Kumandan Salih Mirzabeyoğlu’nun şahsiyet ve şahsiyetçilik ile alâkalı olan sözleri arasındaki “bütün bir zümre adına sıhhatle benimsenmesi pek kolay olan ana gayeyi ele geçirmek” bahsine dikkat ettiyseniz hemen fark edeceksiniz ki, mesele burada başka bir buuda daha taşınmış oluyor.

Devleti, divanı, divanı teşkil edecek kimselerin şahsiyetini ve onlarda aranacak şahsiyet kumaşının niteliğini tayin eden gaye.

Hani biz sık sık tekrarlıyoruz, gaye ve vasıta fikir diye. Görüldüğü üzere bir devlet müessesesinin ihdas edilmesi noktasında, konuyu alâkadar eden bahisleri üst üste koyunca bile, iş dönüyor dolaşıyor bu gaye ve vasıta fikir bahsinde düğümlenip kalıyor.

Sayın Devlet Bahçeli, Anayasa Mahkemesi yerine bir Divan-ı Âlî kurulmasından söz ederek ön alıyor, yol açıyor ve bu yolu asfaltından peyzajına ve menziline dek planlamak da aslında bakacak olursak tam da bize düşüyor.

İdare şekli değişip de Cumhurbaşkanlığı Sistemine geçildiği günden beri devlet müesseseleri arasındaki ahenksizlik henüz giderilebilmiş değil. Devlet Bahçeli de bu işin ıstırabını duyuyor olacak ki, bu konuyu sürekli gündemde tutmak için azamî derecede gayret sarf ediyor. Evet, Türkiye Cumhuriyetini meydana getiren müesseseler, hattâ birkaç haftadır üzerinde durduğumuz üzere Türk Lirası’nın keyfiyeti bile baştan sona yenilenmeli. Biz bu konuda Devlet Bahçeli’ye sonuna kadar katılıyoruz; bununla beraber ve daha geniş bir perspektiften bakarak şu hususu da ilâve ediyoruz; Cumhurbaşkanlığı Sistemine geçilmesi de dâhil olmak üzere, sistemi meydana getiren unsurlarda gerçekleştirilmesi planlanan değişimin bütün bir fikir ve ideal merkezinde temerküz ettirilmesi gerekir ki, başı ayrı altı ayrı oynayan yeni bir sistemcikler değil de, bütün uzuvlarıyla beraber tek bir istikâmete yönelmiş yekpare bir sistemler sistemi inşa edilebilsin.
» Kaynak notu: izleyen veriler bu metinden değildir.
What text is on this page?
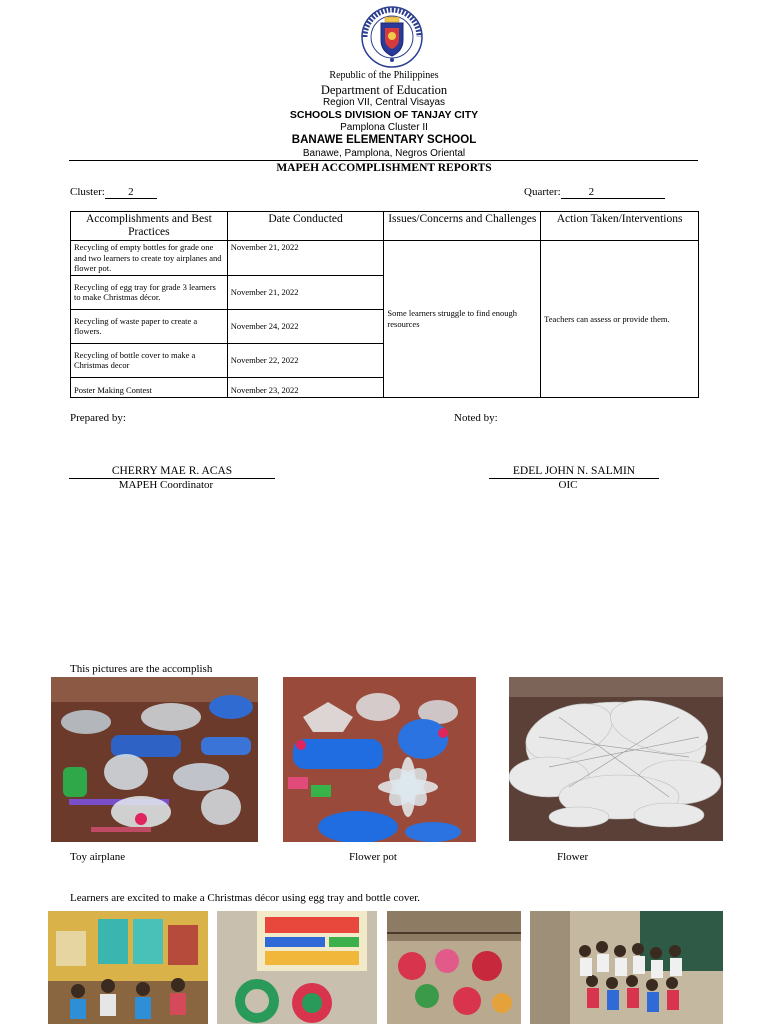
Republic of the Philippines
Department of Education
Region VII, Central Visayas
SCHOOLS DIVISION OF TANJAY CITY
Pamplona Cluster II
BANAWE ELEMENTARY SCHOOL
Banawe, Pamplona, Negros Oriental
MAPEH ACCOMPLISHMENT REPORTS
Cluster: 2	Quarter:	2
Accomplishments and Best Practices	Date Conducted	Issues/Concerns and Challenges	Action Taken/Interventions
Recycling of empty bottles for grade one and two learners to create toy airplanes and flower pot.	November 21, 2022	Some learners struggle to find enough resources	Teachers can assess or provide them.
Recycling of egg tray for grade 3 learners to make Christmas décor.	November 21, 2022		
Recycling of waste paper to create a flowers.	November 24, 2022		
Recycling of bottle cover to make a Christmas decor	November 22, 2022		
Poster Making Contest	November 23, 2022		
Prepared by:	Noted by:
CHERRY MAE R. ACAS
MAPEH Coordinator
EDEL JOHN N. SALMIN
OIC
This pictures are the accomplish
Toy airplane	Flower pot	Flower
Learners are excited to make a Christmas décor using egg tray and bottle cover.
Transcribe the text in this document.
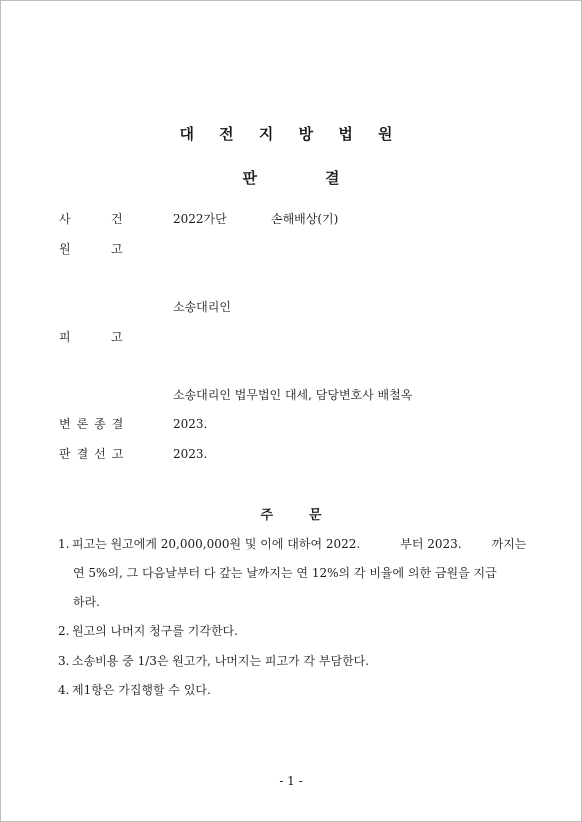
대 전 지 방 법 원
판	결
사	건	2022가단	손해배상(기)
원	고
소송대리인
피	고
소송대리인 법무법인 대세, 담당변호사 배철옥
변론종결	2023.
판결선고	2023.
주	문
1. 피고는 원고에게 20,000,000원 및 이에 대하여 2022.	부터 2023.	까지는
연 5%의, 그 다음날부터 다 갚는 날까지는 연 12%의 각 비율에 의한 금원을 지급
하라.
2. 원고의 나머지 청구를 기각한다.
3. 소송비용 중 1/3은 원고가, 나머지는 피고가 각 부담한다.
4. 제1항은 가집행할 수 있다.
- 1 -
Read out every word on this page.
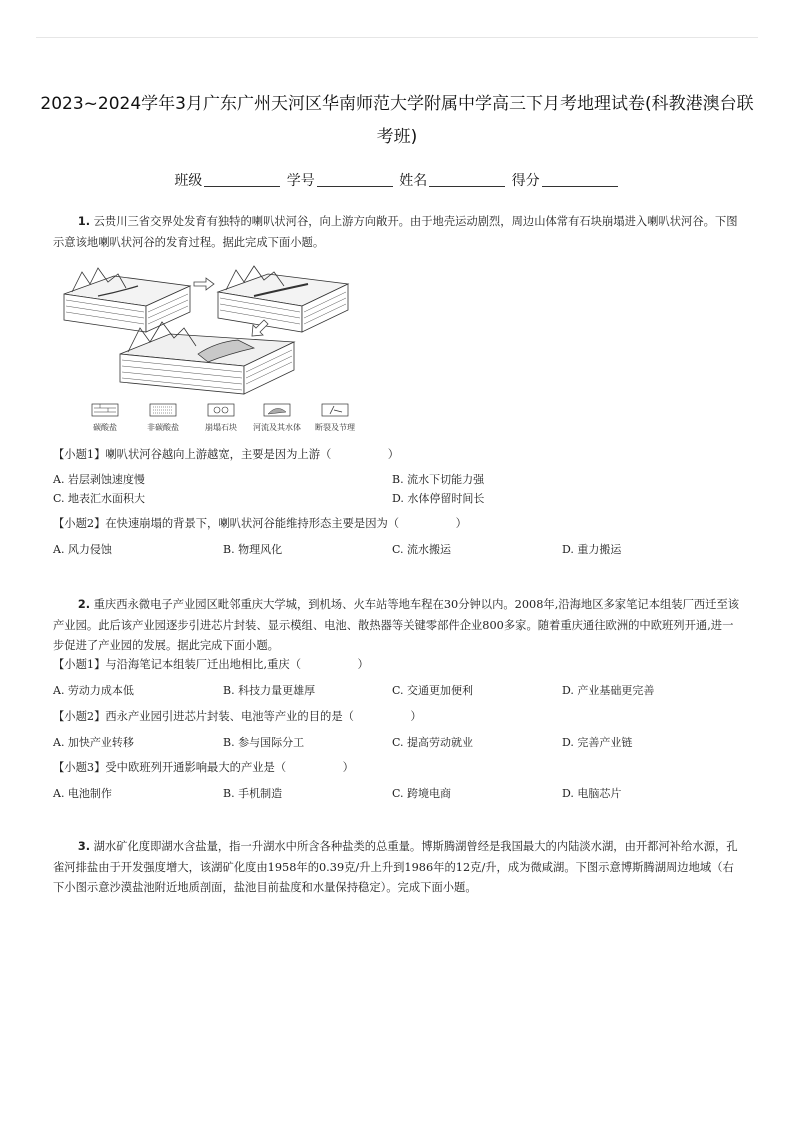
2023~2024学年3月广东广州天河区华南师范大学附属中学高三下月考地理试卷(科教港澳台联考班)
班级	学号	姓名	得分

1. 云贵川三省交界处发育有独特的喇叭状河谷，向上游方向敞开。由于地壳运动剧烈，周边山体常有石块崩塌进入喇叭状河谷。下图示意该地喇叭状河谷的发育过程。据此完成下面小题。

碳酸盐	非碳酸盐	崩塌石块 河流及其水体 断裂及节理
【小题1】喇叭状河谷越向上游越宽，主要是因为上游（　　　　　）
A. 岩层剥蚀速度慢	B. 流水下切能力强
C. 地表汇水面积大	D. 水体停留时间长
【小题2】在快速崩塌的背景下，喇叭状河谷能维持形态主要是因为（　　　　　）
A. 风力侵蚀	B. 物理风化	C. 流水搬运	D. 重力搬运

2. 重庆西永微电子产业园区毗邻重庆大学城，到机场、火车站等地车程在30分钟以内。2008年,沿海地区多家笔记本组装厂西迁至该产业园。此后该产业园逐步引进芯片封装、显示模组、电池、散热器等关键零部件企业800多家。随着重庆通往欧洲的中欧班列开通,进一步促进了产业园的发展。据此完成下面小题。

【小题1】与沿海笔记本组装厂迁出地相比,重庆（　　　　　）
A. 劳动力成本低	B. 科技力量更雄厚	C. 交通更加便利	D. 产业基础更完善
【小题2】西永产业园引进芯片封装、电池等产业的目的是（　　　　　）
A. 加快产业转移	B. 参与国际分工	C. 提高劳动就业	D. 完善产业链
【小题3】受中欧班列开通影响最大的产业是（　　　　　）
A. 电池制作	B. 手机制造	C. 跨境电商	D. 电脑芯片

3. 湖水矿化度即湖水含盐量，指一升湖水中所含各种盐类的总重量。博斯腾湖曾经是我国最大的内陆淡水湖，由开都河补给水源，孔雀河排盐由于开发强度增大，该湖矿化度由1958年的0.39克/升上升到1986年的12克/升，成为微咸湖。下图示意博斯腾湖周边地域（右下小图示意沙漠盐池附近地质剖面，盐池目前盐度和水量保持稳定）。完成下面小题。
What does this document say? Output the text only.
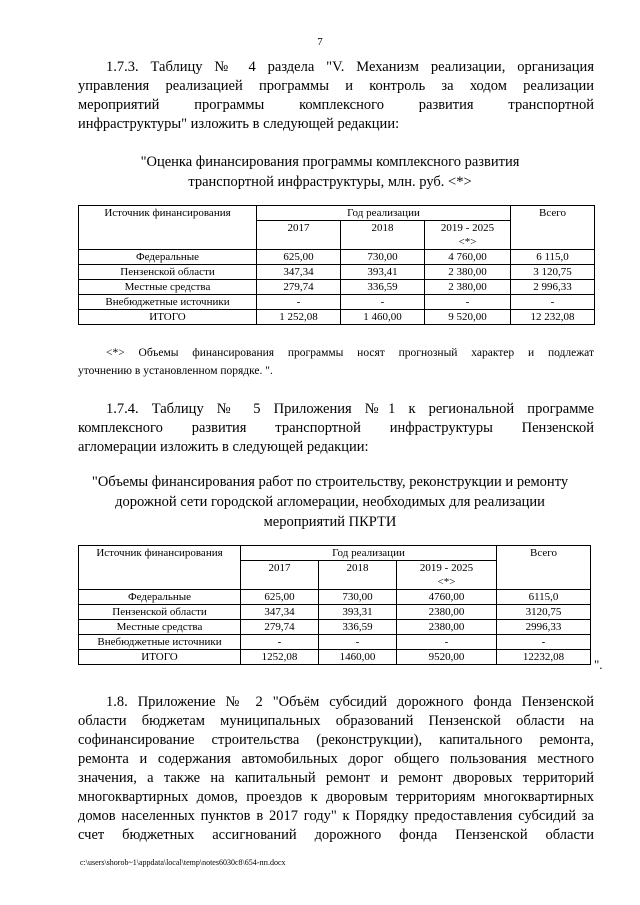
7
1.7.3. Таблицу № 4 раздела "V. Механизм реализации, организация
управления реализацией программы и контроль за ходом реализации
мероприятий программы комплексного развития транспортной
инфраструктуры" изложить в следующей редакции:
"Оценка финансирования программы комплексного развития
транспортной инфраструктуры, млн. руб. <*>
Источник финансирования	Год реализации			Всего
	2017	2018	2019 - 2025
<*>	
Федеральные	625,00	730,00	4 760,00	6 115,0
Пензенской области	347,34	393,41	2 380,00	3 120,75
Местные средства	279,74	336,59	2 380,00	2 996,33
Внебюджетные источники	-	-	-	-
ИТОГО	1 252,08	1 460,00	9 520,00	12 232,08
<*> Объемы финансирования программы носят прогнозный характер и подлежат
уточнению в установленном порядке. ".
1.7.4. Таблицу № 5 Приложения №1 к региональной программе
комплексного развития транспортной инфраструктуры Пензенской
агломерации изложить в следующей редакции:
"Объемы финансирования работ по строительству, реконструкции и ремонту
дорожной сети городской агломерации, необходимых для реализации
мероприятий ПКРТИ
Источник финансирования	Год реализации			Всего
	2017	2018	2019 - 2025
<*>	
Федеральные	625,00	730,00	4760,00	6115,0
Пензенской области	347,34	393,31	2380,00	3120,75
Местные средства	279,74	336,59	2380,00	2996,33
Внебюджетные источники	-	-	-	-
ИТОГО	1252,08	1460,00	9520,00	12232,08 ".
1.8. Приложение № 2 "Объём субсидий дорожного фонда Пензенской
области бюджетам муниципальных образований Пензенской области на
софинансирование строительства (реконструкции), капитального ремонта,
ремонта и содержания автомобильных дорог общего пользования местного
значения, а также на капитальный ремонт и ремонт дворовых территорий
многоквартирных домов, проездов к дворовым территориям многоквартирных
домов населенных пунктов в 2017 году" к Порядку предоставления субсидий за
счет бюджетных ассигнований дорожного фонда Пензенской области
c:\users\shorob~1\appdata\local\temp\notes6030c8\654-пп.docx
Bizim açımızdan divan hakkındaki teklifimiz “Yüceler Kurultay”ıdır. Yüceler Kurultayı, içinden doğduğu İdeolocya Örgüsü’nde ele alınan tarih muhasebesi adlı yeni hafızamız, emirleri, prensibleri, dayanak sınıfı, genel çerçeveleri ve Başyücelik Devleti idare sistemi ile beraber, bir gaye ve vasıta sistemi hâlinde, sistemler sistemi bir bütününün içinde kıymetini bulmaktadır. Bugün memleket gemisinin dümenini bu istikamete doğru kıracak her girişimi, adı her ne olursa olsun sonuna kadar desteklediğimizi buradan ilân ederiz.

Şimdiye kadar demokrasi ve vesayet gibi kavramlar karşı tarafa karşı etkili birer argüman olarak kullanılmışsa da, artık, Türkiye Cumhuriyeti’ni hakiki bir devlet yapmak üzere hem istikameti tayin edecek ve hem de bu istikamet üzere devletin ayaklarını sabit kılacak yüce bir divanın, yüce kurultayın, divaneler divanının, “Yüceler Kurultayı”nın varlığı, içinde bulunduğumuz konjonktüre bakıldığında da görüleceği üzere artık kendisini bir zaruret hâlinde dayatmaktadır; sistemler sistemi bir gaye ve vasıta sistem ile beraber!